Know Where Your Food Comes From: Antibiotics & Hormones
When you see the terms “Antibiotic Free” or “No Added Hormones” on labels, your first thoughts might be: Are antibiotics and hormones really used in meat/dairy production? Why? And what do I need to know to make informed decisions?
Antibiotics and added hormones have been used in the industry for decades. Through the years there have been regulations added around what animals can be administered them and how to reduce risk. Additionally, there are now USDA certifications which ensure the livestock was raised without the use of antibiotics or added hormones.
Overview of Antibiotics
Antibiotics are used by ranchers to help prevent and treat bacterial diseases in livestock. As a result, when animals are healthy during production they are happier, produce better food, and require less resources. Also, occasionally they are also used to promote growth in some animals through low doses in their feed.

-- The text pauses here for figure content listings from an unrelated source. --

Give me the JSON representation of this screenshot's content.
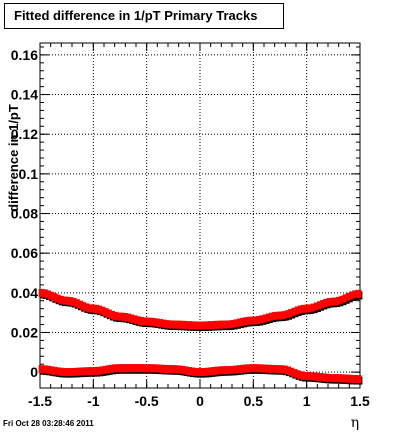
{
  "title": "Fitted difference in 1/pT  Primary Tracks",
  "footer": "Fri Oct 28 03:28:46 2011",
  "chart_data": {
    "type": "scatter",
    "title": "Fitted difference in 1/pT  Primary Tracks",
    "xlabel": "η",
    "ylabel": "difference in 1/pT",
    "xlim": [
      -1.5,
      1.5
    ],
    "ylim": [
      -0.008,
      0.166
    ],
    "grid": true,
    "colors": {
      "primary": "#ff0000",
      "shadow": "#000000"
    },
    "x_ticks": [
      -1.5,
      -1,
      -0.5,
      0,
      0.5,
      1,
      1.5
    ],
    "x_tick_labels": [
      "-1.5",
      "-1",
      "-0.5",
      "0",
      "0.5",
      "1",
      "1.5"
    ],
    "y_ticks": [
      0,
      0.02,
      0.04,
      0.06,
      0.08,
      0.1,
      0.12,
      0.14,
      0.16
    ],
    "y_tick_labels": [
      "0",
      "0.02",
      "0.04",
      "0.06",
      "0.08",
      "0.1",
      "0.12",
      "0.14",
      "0.16"
    ],
    "series": [
      {
        "x": [
          -1.5,
          -1.25,
          -1.0,
          -0.75,
          -0.5,
          -0.25,
          0.0,
          0.25,
          0.5,
          0.75,
          1.0,
          1.25,
          1.5
        ],
        "y": [
          0.04,
          0.036,
          0.032,
          0.028,
          0.0255,
          0.024,
          0.0235,
          0.024,
          0.026,
          0.0285,
          0.032,
          0.0355,
          0.0395
        ]
      },
      {
        "x": [
          -1.5,
          -1.25,
          -1.0,
          -0.75,
          -0.5,
          -0.25,
          0.0,
          0.25,
          0.5,
          0.75,
          1.0,
          1.25,
          1.5
        ],
        "y": [
          0.0015,
          0.0,
          0.0005,
          0.002,
          0.002,
          0.0015,
          0.0,
          0.001,
          0.002,
          0.0015,
          -0.002,
          -0.003,
          -0.0035
        ]
      }
    ]
  }
}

Antibiotics can be administered to the following animals:
• Beef cattle
• Non-amenable species (such as bison and elk)
Furthermore, the use of antibiotics is heavily regulated regardless of any certification to reduce risk as much as possible. That means ranchers must allow a specific amount of time for antibiotics to pass through an animal’s system before production. The concern comes from when antibiotics are used incorrectly or excessively which can lead to an increase in resistant bacteria. Resistant bacteria can cause consumers to get sick from foodborne infections and lead to illness in the livestock.
Antibiotic Free Certifications
There are many terms to describe antibiotic free on product labels, including: ABF, No Antibiotics Ever, Never Given Antibiotics, ABF Verified, and Raised without Antibiotics. When you see these attributes along with the “USDA Processed Verified” label, it means that the livestock was raised without the use of antibiotics in their feed, water, or by injection.
You may see the claim “raised with no sub-therapeutic antibiotics” on a product. That means that it isn’t certified under one of USDA labels above but the animal was not given antibiotics on a regular basis and only in the event of illness.
Since these programs rely on healthy animals, they encourage humane treatment in order to reduce risk of injury or illness. This can include high-quality feed, more square footage per animal, non-slated flooring, and other humane practices.
Overview of Added Hormones
Hormones are used to help young livestock gain weight, resulting in more meat faster. Additionally, they can increase the amount of milk dairy cows can produce, making added hormones attractive to ranchers and farmers.
Added hormones are only allowed to be administered to the following animals:
• Beef Cattle
Synthetic estrogen and testosterone hormones are the most popular and were approved by the FDA in the 1950s. The FDA approves these drugs based on studies that show that the food from these treated livestock is safe to eat and doesn’t harm the animal or environment. However, additional recent studies and information conclude that there is a connection with added hormones and certain cancers. The concern comes from not knowing the levels of added hormone residues present in the end product.
No Added Hormones Certifications
First, it’s important to note that there is no such thing as “Hormone Free” products. Hormones are naturally occurring in animals. However, the USDA regulated labels Raised without Added Hormones, No Added Hormones Administered, or RBGH-Free state that the livestock was not administered any added hormones.
When you see one of these claims on a product that is not allowed to use added hormones determined by the USDA, like chicken, it must be followed by the statement, “There are no hormones approved for use in (kind of species) by Federal Regulations.”
Additionally, when you purchase USDA certified organic meats you are supporting No Added Hormone and Antibiotic Free raising practices.
While all these labels and regulations mean something a bit different from animal to animal, and even ranch to ranch, federal law requires that these labels include the certifier’s name and website address. To find more specific information and set of standards, visit that organization’s website or get to know where your meat and dairy comes from.